Vegetarian for Nearly 40 Years
Moosewood Restaurant in Ithaca, NY, is one of the grande dames of vegetarian restaurants. Opened in 1973 by Mollie Katzen and other members of the Moosewood Collective, the menu emphasizes healthful, natural cuisine. It was named one of the thirteen most influential restaurants of the 20th century by Bon Appétit magazine. Menus are developed using fresh produce – organic whenever possible – and whole grains, beans and soy. The collective has authored eleven cookbooks and now also offers a line of salad dressings for retail sale at natural food stores and supermarkets.
Otarian Carbon-Friendly Vegetarian Dining is the latest addition to the New York vegetarian scene. Founder Radhika Oswal describes herself as a “hungry vegetarian” and developed the concept after being frustrated to find only “pizza and French fries” while traveling. The inventive menu lists a variety of salads, flatbreads and wraps as well as ‘hearties’ – entrees ranging from vegetable lasagna, spicy coconut curry and vegetable biryani. ‘Obsessions,’ aka their desserts, features items such as egg-free chocolate mousse. There is also a Portobello mushroom burger and soups, such as curried apple and parsnip.
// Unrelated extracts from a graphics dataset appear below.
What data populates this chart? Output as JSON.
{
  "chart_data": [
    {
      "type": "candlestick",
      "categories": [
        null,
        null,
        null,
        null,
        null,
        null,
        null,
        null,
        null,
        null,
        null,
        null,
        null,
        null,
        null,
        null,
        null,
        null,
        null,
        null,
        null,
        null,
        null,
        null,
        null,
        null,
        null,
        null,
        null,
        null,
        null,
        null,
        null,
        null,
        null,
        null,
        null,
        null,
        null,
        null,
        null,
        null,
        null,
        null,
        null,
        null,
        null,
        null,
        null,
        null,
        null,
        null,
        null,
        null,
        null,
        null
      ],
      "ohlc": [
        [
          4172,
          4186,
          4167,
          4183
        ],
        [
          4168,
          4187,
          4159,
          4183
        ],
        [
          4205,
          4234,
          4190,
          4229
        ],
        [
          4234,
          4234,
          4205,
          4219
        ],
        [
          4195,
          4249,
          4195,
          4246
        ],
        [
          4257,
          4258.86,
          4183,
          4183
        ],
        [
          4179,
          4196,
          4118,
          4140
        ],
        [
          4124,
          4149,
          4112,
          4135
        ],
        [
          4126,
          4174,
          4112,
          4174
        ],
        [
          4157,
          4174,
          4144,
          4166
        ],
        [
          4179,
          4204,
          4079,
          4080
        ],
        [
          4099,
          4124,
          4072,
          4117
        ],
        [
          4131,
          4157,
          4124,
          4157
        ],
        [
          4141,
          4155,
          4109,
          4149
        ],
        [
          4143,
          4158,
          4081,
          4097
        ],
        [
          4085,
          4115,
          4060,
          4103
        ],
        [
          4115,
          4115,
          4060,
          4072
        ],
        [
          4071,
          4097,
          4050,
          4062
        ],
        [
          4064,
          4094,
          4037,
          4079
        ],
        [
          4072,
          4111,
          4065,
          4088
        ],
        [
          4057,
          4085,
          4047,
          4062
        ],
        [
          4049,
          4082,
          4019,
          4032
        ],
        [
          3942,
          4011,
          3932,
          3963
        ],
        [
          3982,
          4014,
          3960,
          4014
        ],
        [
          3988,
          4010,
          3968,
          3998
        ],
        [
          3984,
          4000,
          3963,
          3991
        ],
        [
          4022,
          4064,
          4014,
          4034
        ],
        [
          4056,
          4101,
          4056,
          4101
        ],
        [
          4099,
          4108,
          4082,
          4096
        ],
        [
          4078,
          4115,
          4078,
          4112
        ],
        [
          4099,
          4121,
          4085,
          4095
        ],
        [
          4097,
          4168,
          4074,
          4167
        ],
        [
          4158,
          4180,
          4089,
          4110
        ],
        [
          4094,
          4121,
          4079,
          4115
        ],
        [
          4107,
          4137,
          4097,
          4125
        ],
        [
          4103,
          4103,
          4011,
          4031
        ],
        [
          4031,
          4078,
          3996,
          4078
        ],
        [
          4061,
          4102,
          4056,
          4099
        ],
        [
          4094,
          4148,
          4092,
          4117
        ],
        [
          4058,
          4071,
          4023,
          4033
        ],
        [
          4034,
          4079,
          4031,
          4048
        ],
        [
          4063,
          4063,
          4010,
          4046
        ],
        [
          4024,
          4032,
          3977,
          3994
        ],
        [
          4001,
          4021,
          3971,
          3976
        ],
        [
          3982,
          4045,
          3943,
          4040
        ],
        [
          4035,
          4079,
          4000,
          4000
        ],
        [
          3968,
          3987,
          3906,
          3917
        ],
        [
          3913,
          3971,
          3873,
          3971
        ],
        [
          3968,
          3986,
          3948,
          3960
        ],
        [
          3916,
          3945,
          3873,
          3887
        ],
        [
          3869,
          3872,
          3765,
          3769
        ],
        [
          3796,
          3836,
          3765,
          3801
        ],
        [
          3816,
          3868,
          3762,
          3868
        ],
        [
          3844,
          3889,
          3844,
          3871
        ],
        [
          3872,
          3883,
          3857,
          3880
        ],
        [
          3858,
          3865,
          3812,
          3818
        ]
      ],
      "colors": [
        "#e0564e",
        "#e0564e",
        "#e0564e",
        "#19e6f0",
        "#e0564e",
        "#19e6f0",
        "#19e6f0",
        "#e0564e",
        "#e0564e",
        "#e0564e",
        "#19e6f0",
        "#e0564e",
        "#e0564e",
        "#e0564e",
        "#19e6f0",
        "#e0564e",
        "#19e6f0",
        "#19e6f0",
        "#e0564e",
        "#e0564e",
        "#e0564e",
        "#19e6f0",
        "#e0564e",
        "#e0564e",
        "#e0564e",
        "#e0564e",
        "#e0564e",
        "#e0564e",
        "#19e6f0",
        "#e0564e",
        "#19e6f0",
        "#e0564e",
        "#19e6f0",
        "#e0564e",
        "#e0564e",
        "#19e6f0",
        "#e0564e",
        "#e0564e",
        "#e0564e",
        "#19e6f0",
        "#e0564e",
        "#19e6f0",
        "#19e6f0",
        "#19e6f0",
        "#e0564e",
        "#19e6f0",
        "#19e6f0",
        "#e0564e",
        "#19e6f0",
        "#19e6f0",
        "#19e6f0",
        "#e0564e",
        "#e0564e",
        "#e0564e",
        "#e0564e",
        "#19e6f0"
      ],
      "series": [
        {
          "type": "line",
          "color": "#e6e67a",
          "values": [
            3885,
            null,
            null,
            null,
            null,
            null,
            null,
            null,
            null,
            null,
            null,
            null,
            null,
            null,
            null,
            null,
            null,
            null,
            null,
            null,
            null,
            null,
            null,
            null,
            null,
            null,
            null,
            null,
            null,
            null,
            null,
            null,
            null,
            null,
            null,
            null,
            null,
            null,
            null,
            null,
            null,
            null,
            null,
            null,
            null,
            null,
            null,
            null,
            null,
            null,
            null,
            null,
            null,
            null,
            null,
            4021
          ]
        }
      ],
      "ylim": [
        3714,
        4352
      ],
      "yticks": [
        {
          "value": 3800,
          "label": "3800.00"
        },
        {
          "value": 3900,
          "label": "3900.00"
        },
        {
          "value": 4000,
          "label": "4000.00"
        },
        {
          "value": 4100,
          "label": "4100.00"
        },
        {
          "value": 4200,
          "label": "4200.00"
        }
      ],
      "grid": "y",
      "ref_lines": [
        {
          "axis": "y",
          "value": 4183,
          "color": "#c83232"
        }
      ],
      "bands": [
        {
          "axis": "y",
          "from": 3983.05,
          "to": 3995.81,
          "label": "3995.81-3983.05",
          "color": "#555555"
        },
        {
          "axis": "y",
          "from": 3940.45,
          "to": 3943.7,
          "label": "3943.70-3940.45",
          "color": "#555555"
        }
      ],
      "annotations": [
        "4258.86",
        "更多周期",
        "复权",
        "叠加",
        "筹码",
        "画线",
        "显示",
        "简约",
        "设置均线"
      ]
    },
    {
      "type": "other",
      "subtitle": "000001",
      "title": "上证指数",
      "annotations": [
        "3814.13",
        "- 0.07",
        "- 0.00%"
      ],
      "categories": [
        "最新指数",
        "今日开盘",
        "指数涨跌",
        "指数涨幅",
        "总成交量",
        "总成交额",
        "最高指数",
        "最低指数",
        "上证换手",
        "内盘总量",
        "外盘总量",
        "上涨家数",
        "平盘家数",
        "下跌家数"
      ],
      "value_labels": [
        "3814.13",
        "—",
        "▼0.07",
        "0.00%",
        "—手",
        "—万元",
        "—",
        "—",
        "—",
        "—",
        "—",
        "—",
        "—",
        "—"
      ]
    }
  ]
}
Otarian also encourages diners to eat in an eco-conscious and sustainable way. The staff is also trained to label each sandwich and combo meal with its carbon number and the carbon number of a similar meat dish, so diners can see how much they’ve offset by choosing the vegetarian option.
In addition, almost everything in the restaurant is made from sustainable materials, from the flooring to the tabletops. The fabric on the banquettes is made from 100% post-consumer recycled yarns, and the ceiling panels are 100% recycled aluminum. Otarian’s original location is on Bleeker Street in New York, and a second just opened on Columbus Circle at 8th Ave and 56th St. in time for Earth Day.